你也可以传递chain()一个节点和边表达式的序列

[81]:
g_immediate_community2 = g2.chain([n({'title': 'SenSchumer'}), e_undirected(), n({'community_infomap': 2})])

print(len(g_immediate_community2._nodes), 'senators', len(g_immediate_community2._edges), 'relns')
g_immediate_community2._edges[['from', 'to', 'weight2']].sort_values(by=['weight2']).head(10)
58 senators 69 relns
[81]:
from to weight2
22 SenSchumer JacksonLeeTX18 0.001546
46 SenSchumer RepSarbanes 0.001546
23 SenSchumer RepJayapal 0.001546
53 SenSchumer PeterWelch 0.001546
25 SenSchumer RepDaveJoyce 0.001546
26 SenSchumer RepRobinKelly 0.001546
28 SenSchumer RepAndyKimNJ 0.001546
29 SenSchumer RepBarbaraLee 0.001546
50 SenSchumer RepPaulTonko 0.001546
32 SenSchumer RepMeijer 0.001546
[82]:
g_immediate_community2.plot()
[82]:

通常,我们只是在一个源节点/边/目标节点的三元组上进行过滤,因此hop()是这种操作的简写形式。所有hop()参数也可以传递给边表达式。

[83]:
g_community2 = g2.hop(source_node_match={'community_infomap': 2}, destination_node_match={'community_infomap': 2})

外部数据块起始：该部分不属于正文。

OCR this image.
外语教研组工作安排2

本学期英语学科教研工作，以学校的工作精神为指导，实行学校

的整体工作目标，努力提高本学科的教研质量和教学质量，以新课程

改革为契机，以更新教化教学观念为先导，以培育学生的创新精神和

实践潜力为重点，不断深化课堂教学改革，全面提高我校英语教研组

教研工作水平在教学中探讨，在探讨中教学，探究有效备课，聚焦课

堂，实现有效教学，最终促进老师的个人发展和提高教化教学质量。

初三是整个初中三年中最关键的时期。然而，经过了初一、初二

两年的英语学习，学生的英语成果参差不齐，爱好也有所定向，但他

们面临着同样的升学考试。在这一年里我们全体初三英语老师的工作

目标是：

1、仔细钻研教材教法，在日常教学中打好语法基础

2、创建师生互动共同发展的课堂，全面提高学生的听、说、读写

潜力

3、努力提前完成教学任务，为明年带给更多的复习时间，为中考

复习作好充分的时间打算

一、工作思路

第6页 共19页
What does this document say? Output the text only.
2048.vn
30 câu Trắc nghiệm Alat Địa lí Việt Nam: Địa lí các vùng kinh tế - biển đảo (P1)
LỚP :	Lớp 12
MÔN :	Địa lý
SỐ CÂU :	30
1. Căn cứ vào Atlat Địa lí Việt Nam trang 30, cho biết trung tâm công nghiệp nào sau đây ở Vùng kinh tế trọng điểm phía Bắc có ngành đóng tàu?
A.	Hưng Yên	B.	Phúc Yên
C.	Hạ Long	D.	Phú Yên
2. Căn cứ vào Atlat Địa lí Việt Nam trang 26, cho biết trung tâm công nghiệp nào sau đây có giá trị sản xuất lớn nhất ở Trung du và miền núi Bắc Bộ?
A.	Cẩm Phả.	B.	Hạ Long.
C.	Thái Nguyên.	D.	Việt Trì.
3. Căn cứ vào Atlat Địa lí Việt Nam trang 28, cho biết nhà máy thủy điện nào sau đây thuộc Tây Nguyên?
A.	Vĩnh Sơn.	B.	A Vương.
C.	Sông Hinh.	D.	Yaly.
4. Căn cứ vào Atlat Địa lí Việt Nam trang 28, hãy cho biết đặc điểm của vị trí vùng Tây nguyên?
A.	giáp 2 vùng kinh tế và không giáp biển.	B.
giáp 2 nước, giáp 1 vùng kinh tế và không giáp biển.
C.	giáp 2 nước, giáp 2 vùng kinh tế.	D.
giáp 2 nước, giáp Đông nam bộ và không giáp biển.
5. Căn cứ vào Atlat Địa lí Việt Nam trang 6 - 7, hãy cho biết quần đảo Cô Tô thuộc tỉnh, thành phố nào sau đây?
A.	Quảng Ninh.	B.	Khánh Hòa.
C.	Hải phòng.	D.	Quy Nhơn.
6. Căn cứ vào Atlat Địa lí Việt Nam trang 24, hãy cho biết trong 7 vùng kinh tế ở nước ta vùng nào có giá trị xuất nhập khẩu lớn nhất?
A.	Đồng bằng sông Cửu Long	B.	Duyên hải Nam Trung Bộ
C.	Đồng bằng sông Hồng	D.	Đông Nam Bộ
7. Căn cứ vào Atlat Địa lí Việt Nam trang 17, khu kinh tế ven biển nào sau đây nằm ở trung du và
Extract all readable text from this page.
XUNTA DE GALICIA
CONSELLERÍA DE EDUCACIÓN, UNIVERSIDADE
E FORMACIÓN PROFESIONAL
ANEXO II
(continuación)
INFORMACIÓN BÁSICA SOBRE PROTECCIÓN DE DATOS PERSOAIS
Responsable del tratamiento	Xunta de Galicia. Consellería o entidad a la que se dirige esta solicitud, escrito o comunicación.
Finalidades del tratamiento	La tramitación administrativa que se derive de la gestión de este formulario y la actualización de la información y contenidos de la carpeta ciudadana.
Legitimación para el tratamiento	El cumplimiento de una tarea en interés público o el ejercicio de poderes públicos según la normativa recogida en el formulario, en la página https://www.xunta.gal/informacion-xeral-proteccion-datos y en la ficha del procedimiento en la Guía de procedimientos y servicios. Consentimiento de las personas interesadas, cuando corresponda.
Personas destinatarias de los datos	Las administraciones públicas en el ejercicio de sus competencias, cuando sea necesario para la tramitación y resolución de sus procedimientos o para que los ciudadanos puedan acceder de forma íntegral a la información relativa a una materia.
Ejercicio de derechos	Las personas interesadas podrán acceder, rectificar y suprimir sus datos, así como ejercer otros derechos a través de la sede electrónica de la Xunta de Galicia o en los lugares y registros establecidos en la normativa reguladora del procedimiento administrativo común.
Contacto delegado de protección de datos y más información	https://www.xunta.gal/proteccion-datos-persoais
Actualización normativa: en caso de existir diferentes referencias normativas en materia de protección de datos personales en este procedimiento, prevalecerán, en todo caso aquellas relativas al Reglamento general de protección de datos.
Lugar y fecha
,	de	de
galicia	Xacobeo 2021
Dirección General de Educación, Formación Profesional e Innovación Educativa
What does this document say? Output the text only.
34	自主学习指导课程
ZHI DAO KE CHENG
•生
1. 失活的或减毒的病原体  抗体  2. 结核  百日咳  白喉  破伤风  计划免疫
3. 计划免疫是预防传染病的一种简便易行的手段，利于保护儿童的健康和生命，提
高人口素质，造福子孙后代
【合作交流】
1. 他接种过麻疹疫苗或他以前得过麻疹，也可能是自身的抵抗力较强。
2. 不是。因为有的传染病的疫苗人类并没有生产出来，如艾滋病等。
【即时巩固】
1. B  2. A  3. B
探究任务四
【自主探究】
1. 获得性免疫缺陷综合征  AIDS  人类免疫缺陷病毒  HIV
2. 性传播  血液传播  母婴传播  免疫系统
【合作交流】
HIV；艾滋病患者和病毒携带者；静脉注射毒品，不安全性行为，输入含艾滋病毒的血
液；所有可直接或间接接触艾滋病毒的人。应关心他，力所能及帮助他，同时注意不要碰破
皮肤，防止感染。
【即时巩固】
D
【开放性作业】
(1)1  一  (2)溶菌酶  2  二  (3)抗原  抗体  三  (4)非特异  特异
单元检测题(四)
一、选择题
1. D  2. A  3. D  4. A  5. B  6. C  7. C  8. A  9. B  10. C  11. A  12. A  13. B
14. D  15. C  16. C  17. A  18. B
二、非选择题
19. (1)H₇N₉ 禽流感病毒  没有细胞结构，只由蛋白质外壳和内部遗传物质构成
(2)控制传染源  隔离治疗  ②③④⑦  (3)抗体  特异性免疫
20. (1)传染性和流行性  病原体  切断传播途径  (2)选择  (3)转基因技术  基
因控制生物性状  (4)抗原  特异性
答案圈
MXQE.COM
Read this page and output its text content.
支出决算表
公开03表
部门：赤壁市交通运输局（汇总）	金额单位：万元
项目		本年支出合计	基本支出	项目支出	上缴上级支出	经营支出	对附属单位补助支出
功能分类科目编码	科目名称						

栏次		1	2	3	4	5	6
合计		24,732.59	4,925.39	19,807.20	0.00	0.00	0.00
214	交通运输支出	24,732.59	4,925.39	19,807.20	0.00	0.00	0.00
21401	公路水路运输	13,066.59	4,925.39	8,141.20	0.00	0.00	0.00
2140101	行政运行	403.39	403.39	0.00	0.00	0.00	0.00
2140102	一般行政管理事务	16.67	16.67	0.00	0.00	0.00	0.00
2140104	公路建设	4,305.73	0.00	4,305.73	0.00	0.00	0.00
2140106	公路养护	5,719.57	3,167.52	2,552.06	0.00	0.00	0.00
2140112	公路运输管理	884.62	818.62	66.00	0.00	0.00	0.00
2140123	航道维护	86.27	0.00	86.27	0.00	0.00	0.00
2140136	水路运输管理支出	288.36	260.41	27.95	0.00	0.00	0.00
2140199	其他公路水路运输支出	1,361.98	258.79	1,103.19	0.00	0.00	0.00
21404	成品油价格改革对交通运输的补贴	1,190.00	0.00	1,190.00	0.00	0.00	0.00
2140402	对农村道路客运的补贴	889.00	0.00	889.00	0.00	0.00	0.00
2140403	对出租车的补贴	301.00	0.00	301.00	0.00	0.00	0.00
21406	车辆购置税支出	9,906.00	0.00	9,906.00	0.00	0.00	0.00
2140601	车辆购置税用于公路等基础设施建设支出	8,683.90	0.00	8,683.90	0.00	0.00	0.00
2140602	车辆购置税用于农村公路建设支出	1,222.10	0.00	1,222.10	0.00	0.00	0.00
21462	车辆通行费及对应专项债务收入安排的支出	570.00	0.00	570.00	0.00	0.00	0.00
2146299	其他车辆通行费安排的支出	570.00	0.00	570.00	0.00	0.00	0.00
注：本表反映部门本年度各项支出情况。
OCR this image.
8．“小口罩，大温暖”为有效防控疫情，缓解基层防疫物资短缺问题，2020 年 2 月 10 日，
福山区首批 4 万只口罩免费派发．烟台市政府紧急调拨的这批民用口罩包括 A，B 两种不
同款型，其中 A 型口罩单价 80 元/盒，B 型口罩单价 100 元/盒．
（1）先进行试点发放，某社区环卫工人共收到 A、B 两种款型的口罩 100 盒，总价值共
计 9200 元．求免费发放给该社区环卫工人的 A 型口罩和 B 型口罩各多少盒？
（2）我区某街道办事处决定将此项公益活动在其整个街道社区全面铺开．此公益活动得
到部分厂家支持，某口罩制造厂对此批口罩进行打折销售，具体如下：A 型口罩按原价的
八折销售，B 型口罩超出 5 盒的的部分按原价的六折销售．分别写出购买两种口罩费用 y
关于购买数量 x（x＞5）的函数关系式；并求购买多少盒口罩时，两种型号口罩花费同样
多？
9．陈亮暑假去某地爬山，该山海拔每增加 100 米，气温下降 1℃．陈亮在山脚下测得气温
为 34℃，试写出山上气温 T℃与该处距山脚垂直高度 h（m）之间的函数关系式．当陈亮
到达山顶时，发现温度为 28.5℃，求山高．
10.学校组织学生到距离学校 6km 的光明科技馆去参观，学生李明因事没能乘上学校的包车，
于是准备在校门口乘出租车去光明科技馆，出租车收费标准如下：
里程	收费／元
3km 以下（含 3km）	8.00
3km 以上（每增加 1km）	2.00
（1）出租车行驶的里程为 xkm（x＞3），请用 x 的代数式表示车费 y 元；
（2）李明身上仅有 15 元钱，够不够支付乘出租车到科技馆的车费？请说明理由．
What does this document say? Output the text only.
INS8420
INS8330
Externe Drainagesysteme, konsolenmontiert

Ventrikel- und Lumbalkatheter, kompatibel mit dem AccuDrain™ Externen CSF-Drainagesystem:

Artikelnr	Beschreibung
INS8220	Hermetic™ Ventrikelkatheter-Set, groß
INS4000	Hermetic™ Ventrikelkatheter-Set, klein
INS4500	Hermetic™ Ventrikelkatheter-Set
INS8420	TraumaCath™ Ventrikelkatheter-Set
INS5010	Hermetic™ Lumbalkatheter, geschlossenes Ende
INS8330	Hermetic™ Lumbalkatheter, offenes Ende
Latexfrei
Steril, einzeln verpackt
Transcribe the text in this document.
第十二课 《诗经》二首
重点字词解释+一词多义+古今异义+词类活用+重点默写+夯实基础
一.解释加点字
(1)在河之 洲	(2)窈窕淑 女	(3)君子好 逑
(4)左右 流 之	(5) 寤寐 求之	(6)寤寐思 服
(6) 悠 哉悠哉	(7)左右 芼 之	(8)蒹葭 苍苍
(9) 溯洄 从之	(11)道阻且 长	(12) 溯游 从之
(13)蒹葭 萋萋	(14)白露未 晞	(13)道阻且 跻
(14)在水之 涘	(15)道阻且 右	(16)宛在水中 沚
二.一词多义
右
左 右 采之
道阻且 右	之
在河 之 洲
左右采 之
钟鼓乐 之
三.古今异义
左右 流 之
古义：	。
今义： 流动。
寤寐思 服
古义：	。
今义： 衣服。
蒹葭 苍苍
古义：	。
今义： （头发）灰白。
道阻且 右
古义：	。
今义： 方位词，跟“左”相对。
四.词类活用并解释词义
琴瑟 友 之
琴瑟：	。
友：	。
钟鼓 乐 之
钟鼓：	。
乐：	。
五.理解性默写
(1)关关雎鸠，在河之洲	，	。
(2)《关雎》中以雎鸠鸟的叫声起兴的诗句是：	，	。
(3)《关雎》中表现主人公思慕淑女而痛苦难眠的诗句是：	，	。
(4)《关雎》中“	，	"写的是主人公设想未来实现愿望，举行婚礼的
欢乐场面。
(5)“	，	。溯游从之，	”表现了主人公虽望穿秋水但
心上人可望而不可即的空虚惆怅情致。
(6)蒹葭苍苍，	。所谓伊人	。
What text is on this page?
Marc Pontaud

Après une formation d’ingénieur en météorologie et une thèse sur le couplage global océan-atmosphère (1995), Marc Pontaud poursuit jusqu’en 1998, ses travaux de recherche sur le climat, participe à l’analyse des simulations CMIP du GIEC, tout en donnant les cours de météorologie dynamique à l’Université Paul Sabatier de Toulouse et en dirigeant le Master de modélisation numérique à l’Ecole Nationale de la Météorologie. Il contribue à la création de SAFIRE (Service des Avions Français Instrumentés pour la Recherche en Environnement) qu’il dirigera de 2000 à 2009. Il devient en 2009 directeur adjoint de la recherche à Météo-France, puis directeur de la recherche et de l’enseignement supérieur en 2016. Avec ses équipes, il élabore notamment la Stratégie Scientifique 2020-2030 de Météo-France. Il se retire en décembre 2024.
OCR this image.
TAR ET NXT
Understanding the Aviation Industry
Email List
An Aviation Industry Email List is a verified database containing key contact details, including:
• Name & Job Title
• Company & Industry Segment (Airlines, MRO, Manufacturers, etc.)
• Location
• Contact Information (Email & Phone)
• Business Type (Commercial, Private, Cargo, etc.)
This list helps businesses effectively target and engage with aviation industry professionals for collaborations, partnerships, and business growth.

print(len(g_community2._nodes), 'senators', len(g_community2._edges), 'relns')
g_community2._edges.sort_values(by=['weight2']).head(10)
214 senators 4993 relns
[83]:
from to weight weight2
378 RepDonBeyer RepSpeier 0.000658 0.000658
354 RepDonBeyer repcleaver 0.000658 0.000658
353 RepDonBeyer RepYvetteClarke 0.000658 0.000658
352 RepDonBeyer RepCasten 0.000658 0.000658
349 RepDonBeyer RepBeatty 0.000658 0.000658
360 RepDonBeyer RepGaramendi 0.000658 0.000658
361 RepDonBeyer RepChuyGarcia 0.000658 0.000658
362 RepDonBeyer RepRaulGrijalva 0.000658 0.000658
365 RepDonBeyer USRepKeating 0.000658 0.000658
366 RepDonBeyer RepRickLarsen 0.000658 0.000658
[86]:
g_community2.encode_point_color('pagerank', ['blue', 'yellow', 'red'], as_continuous=True).plot()
[86]:

4. 多跳和节点间路径模式挖掘#

方法 chain([...]) 可以用于查看多个跳转,甚至可以找到节点之间的路径。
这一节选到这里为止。